The ''sting'' operation was led by Kalam, who has a single name and is a member of the Rohingya National Organisation of Thailand.
''We began negotiating at the camp to buy two men for 95,000 baht about 2pm,'' he said. ''We had to wait until 8pm, when the brokers arrived. As soon as we met with them, the soldiers moved in.''
There were many checkpoints surrounding the hillside camp. Three brokers and four camp security guards were being held, Kalam said.
The issue of the Rohingya and Burma's continuing desire to expel them is now causing serious problems for Burma's Asean neighbors, Thailand, Malaysia and, to a lesser extent, Singapore.
A group of 73 men, women and children, apprehended on a boat off Phuket on New Year's Day, were swiftly trucked north to the port of Ranong, on the border with Burma, where they were placed on another boat heading south.
Colonel Manat Kongpan, who heads Thailand's Internal Security Operations Command, Fourth Region, said the families had immediately been placed on another vessel and ''helped on.''
At the same time, Human Rights Watch was making a plea for Thailand's Government to keep the Phuket boatpeople in Thailand to resolve their future.
It's not known whether today's raid was connected to the apprehension of the Phuket boatpeople, which received extensive media coverage, along with the arrival days earlier on the Malaysian holiday island of Langkawi of more than 500 Rohingya.
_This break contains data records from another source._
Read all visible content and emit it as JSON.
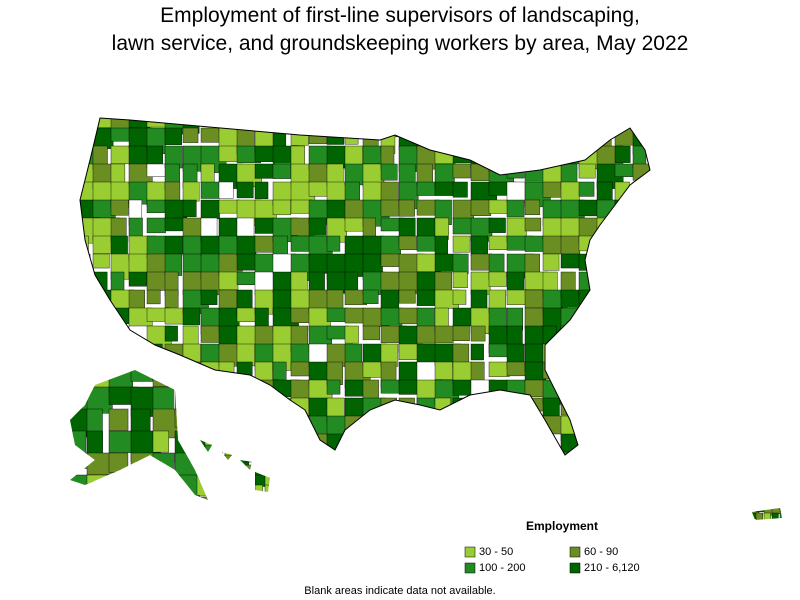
{
  "title": [
    "Employment of first-line supervisors of landscaping,",
    "lawn service, and groundskeeping workers by area, May 2022"
  ],
  "legend": {
    "title": "Employment",
    "items": [
      {
        "label": "30 - 50",
        "color": "#9acd32"
      },
      {
        "label": "60 - 90",
        "color": "#6b8e23"
      },
      {
        "label": "100 - 200",
        "color": "#228b22"
      },
      {
        "label": "210 - 6,120",
        "color": "#006400"
      }
    ]
  },
  "note": "Blank areas indicate data not available."
}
Colonel Manat said today that other boatloads of Rohingya had been apprehended and ''helped on'' since the Phuket families were sent south by sea on January 2.
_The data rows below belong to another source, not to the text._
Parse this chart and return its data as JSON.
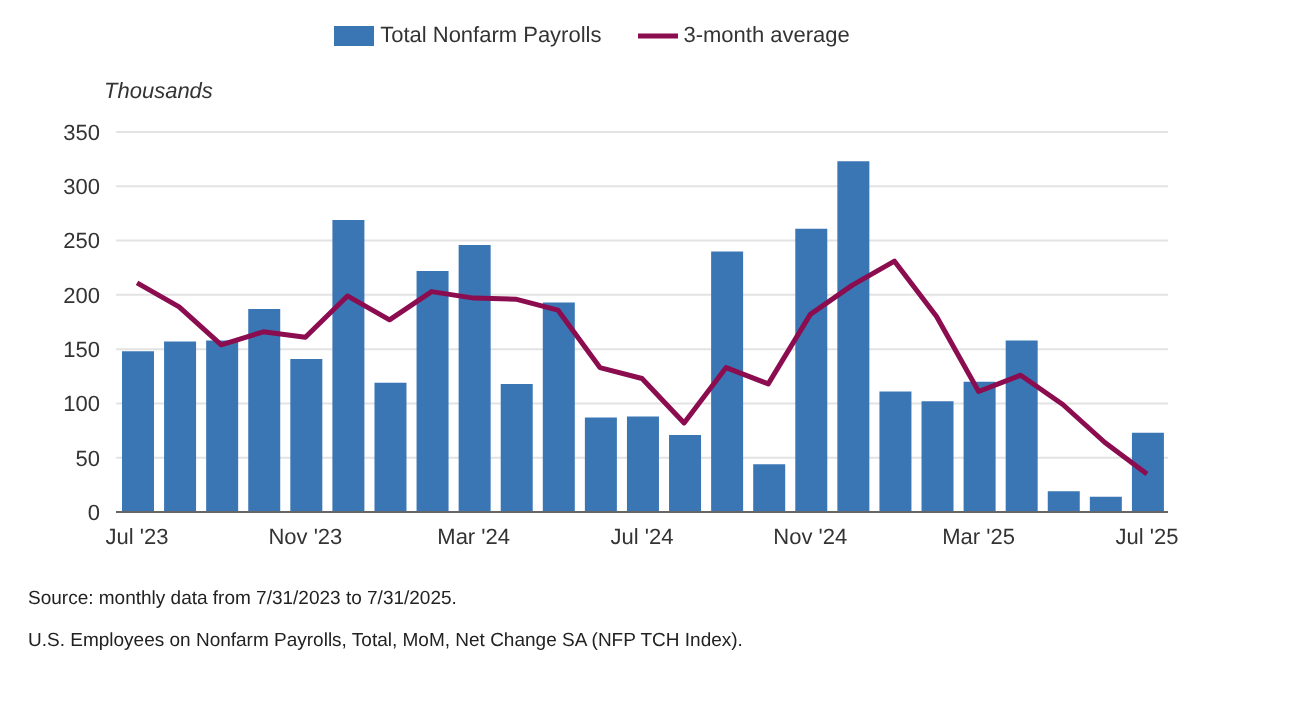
{
  "chart_data": {
    "type": "bar",
    "ylabel": "Thousands",
    "categories": [
      "Jul '23",
      null,
      null,
      null,
      "Nov '23",
      null,
      null,
      null,
      "Mar '24",
      null,
      null,
      null,
      "Jul '24",
      null,
      null,
      null,
      "Nov '24",
      null,
      null,
      null,
      "Mar '25",
      null,
      null,
      null,
      "Jul '25"
    ],
    "series": [
      {
        "name": "Total Nonfarm Payrolls",
        "color": "#3a76b4",
        "values": [
          148,
          157,
          158,
          187,
          141,
          269,
          119,
          222,
          246,
          118,
          193,
          87,
          88,
          71,
          240,
          44,
          261,
          323,
          111,
          102,
          120,
          158,
          19,
          14,
          73
        ]
      },
      {
        "name": "3-month average",
        "type": "line",
        "color": "#8b0d4f",
        "values": [
          211,
          189,
          154,
          166,
          161,
          199,
          177,
          203,
          197,
          196,
          186,
          133,
          123,
          82,
          133,
          118,
          182,
          209,
          231,
          180,
          111,
          126,
          99,
          64,
          35
        ]
      }
    ],
    "ylim": [
      0,
      350
    ],
    "yticks": [
      0,
      50,
      100,
      150,
      200,
      250,
      300,
      350
    ],
    "grid": "y",
    "legend": "top",
    "marker": "none",
    "annotations": [
      "Source: monthly data from 7/31/2023 to 7/31/2025.",
      "U.S. Employees on Nonfarm Payrolls, Total, MoM, Net Change SA (NFP TCH Index)."
    ]
  }
}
He said that women and children were now frequently present on boats where once only men and teenage boys ventured out.
At least 10,000 Rohingya have been recorded as fleeing Bangladesh or northern Burma by boat in the first three months of the safe ''sailing season'' with many thousands more expected to flee in the next three months.
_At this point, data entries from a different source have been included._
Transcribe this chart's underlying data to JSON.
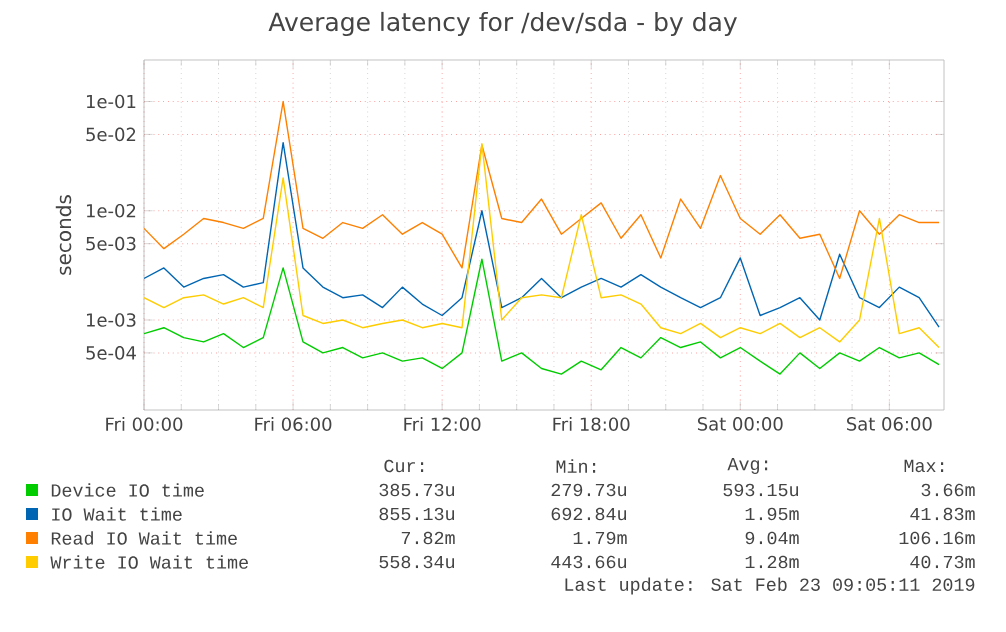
{
  "chart_data": {
    "type": "line",
    "title": "Average latency for /dev/sda - by day",
    "ylabel": "seconds",
    "log": "y",
    "grid": true,
    "legend": "bottom",
    "x": [
      "2019-02-22T00:00",
      "2019-02-22T00:48",
      "2019-02-22T01:36",
      "2019-02-22T02:24",
      "2019-02-22T03:12",
      "2019-02-22T04:00",
      "2019-02-22T04:48",
      "2019-02-22T05:36",
      "2019-02-22T06:24",
      "2019-02-22T07:12",
      "2019-02-22T08:00",
      "2019-02-22T08:48",
      "2019-02-22T09:36",
      "2019-02-22T10:24",
      "2019-02-22T11:12",
      "2019-02-22T12:00",
      "2019-02-22T12:48",
      "2019-02-22T13:36",
      "2019-02-22T14:24",
      "2019-02-22T15:12",
      "2019-02-22T16:00",
      "2019-02-22T16:48",
      "2019-02-22T17:36",
      "2019-02-22T18:24",
      "2019-02-22T19:12",
      "2019-02-22T20:00",
      "2019-02-22T20:48",
      "2019-02-22T21:36",
      "2019-02-22T22:24",
      "2019-02-22T23:12",
      "2019-02-23T00:00",
      "2019-02-23T00:48",
      "2019-02-23T01:36",
      "2019-02-23T02:24",
      "2019-02-23T03:12",
      "2019-02-23T04:00",
      "2019-02-23T04:48",
      "2019-02-23T05:36",
      "2019-02-23T06:24",
      "2019-02-23T07:12",
      "2019-02-23T08:00"
    ],
    "xlim": [
      "2019-02-22T00:00",
      "2019-02-23T08:12"
    ],
    "xticks": [
      {
        "value": "2019-02-22T00:00",
        "label": "Fri 00:00"
      },
      {
        "value": "2019-02-22T06:00",
        "label": "Fri 06:00"
      },
      {
        "value": "2019-02-22T12:00",
        "label": "Fri 12:00"
      },
      {
        "value": "2019-02-22T18:00",
        "label": "Fri 18:00"
      },
      {
        "value": "2019-02-23T00:00",
        "label": "Sat 00:00"
      },
      {
        "value": "2019-02-23T06:00",
        "label": "Sat 06:00"
      }
    ],
    "ylim": [
      0.00015,
      0.24
    ],
    "yticks": [
      {
        "value": 0.1,
        "label": "1e-01"
      },
      {
        "value": 0.05,
        "label": "5e-02"
      },
      {
        "value": 0.01,
        "label": "1e-02"
      },
      {
        "value": 0.005,
        "label": "5e-03"
      },
      {
        "value": 0.001,
        "label": "1e-03"
      },
      {
        "value": 0.0005,
        "label": "5e-04"
      }
    ],
    "series": [
      {
        "name": "Device IO time",
        "color": "#00cc00",
        "values": [
          0.00075,
          0.00085,
          0.00069,
          0.00063,
          0.00075,
          0.00056,
          0.00069,
          0.003,
          0.00063,
          0.0005,
          0.00056,
          0.00045,
          0.0005,
          0.00042,
          0.00045,
          0.00036,
          0.0005,
          0.0036,
          0.00042,
          0.0005,
          0.00036,
          0.00032,
          0.00042,
          0.00035,
          0.00056,
          0.00045,
          0.00069,
          0.00056,
          0.00063,
          0.00045,
          0.00056,
          0.00042,
          0.00032,
          0.0005,
          0.00036,
          0.0005,
          0.00042,
          0.00056,
          0.00045,
          0.0005,
          0.00039
        ]
      },
      {
        "name": "IO Wait time",
        "color": "#0066b3",
        "values": [
          0.0024,
          0.003,
          0.002,
          0.0024,
          0.0026,
          0.002,
          0.0022,
          0.042,
          0.003,
          0.002,
          0.0016,
          0.0017,
          0.0013,
          0.002,
          0.0014,
          0.0011,
          0.0016,
          0.01,
          0.0013,
          0.0016,
          0.0024,
          0.0016,
          0.002,
          0.0024,
          0.002,
          0.0026,
          0.002,
          0.0016,
          0.0013,
          0.0016,
          0.0037,
          0.0011,
          0.0013,
          0.0016,
          0.001,
          0.004,
          0.0016,
          0.0013,
          0.002,
          0.0016,
          0.00086
        ]
      },
      {
        "name": "Read IO Wait time",
        "color": "#ff8000",
        "values": [
          0.0069,
          0.0045,
          0.0061,
          0.0085,
          0.0078,
          0.0069,
          0.0085,
          0.1,
          0.0069,
          0.0056,
          0.0078,
          0.0069,
          0.0092,
          0.0061,
          0.0078,
          0.0061,
          0.003,
          0.04,
          0.0085,
          0.0078,
          0.0128,
          0.0061,
          0.0085,
          0.0118,
          0.0056,
          0.0092,
          0.0037,
          0.0128,
          0.0069,
          0.021,
          0.0085,
          0.0061,
          0.0092,
          0.0056,
          0.0061,
          0.0024,
          0.01,
          0.0061,
          0.0092,
          0.0078,
          0.0078
        ]
      },
      {
        "name": "Write IO Wait time",
        "color": "#ffcc00",
        "values": [
          0.0016,
          0.0013,
          0.0016,
          0.0017,
          0.0014,
          0.0016,
          0.0013,
          0.02,
          0.0011,
          0.00093,
          0.001,
          0.00085,
          0.00093,
          0.001,
          0.00085,
          0.00093,
          0.00085,
          0.041,
          0.001,
          0.0016,
          0.0017,
          0.0016,
          0.0092,
          0.0016,
          0.0017,
          0.0014,
          0.00085,
          0.00075,
          0.00093,
          0.00069,
          0.00085,
          0.00075,
          0.00093,
          0.00069,
          0.00085,
          0.00063,
          0.001,
          0.0085,
          0.00075,
          0.00085,
          0.00056
        ]
      }
    ],
    "annotations": [
      "Cur:",
      "Min:",
      "Avg:",
      "Max:",
      "385.73u",
      "279.73u",
      "593.15u",
      "3.66m",
      "855.13u",
      "692.84u",
      "1.95m",
      "41.83m",
      "7.82m",
      "1.79m",
      "9.04m",
      "106.16m",
      "558.34u",
      "443.66u",
      "1.28m",
      "40.73m",
      "Last update: Sat Feb 23 09:05:11 2019"
    ]
  }
}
The issue is expected to be high on the priority list of Le Luong Minh of Vietnam who has just taken over as Asean Secretary General from Dr Surin Pitsuwan.
Four years ago yesterday, Phuketwan
journalists working with the South China Morning Post newspaper in Hong Kong broke the news of secret ''pushbacks'' of Rohingya from Thailand.
Several hundred men and boys drowned before Thailand ended that policy and replaced it with the ''help on'' process.
Boatpeople intercepted off the Thai coast are now given food, provisions and fuel but told they must not land in Thailand. Malaysia appears to be the preferred destination.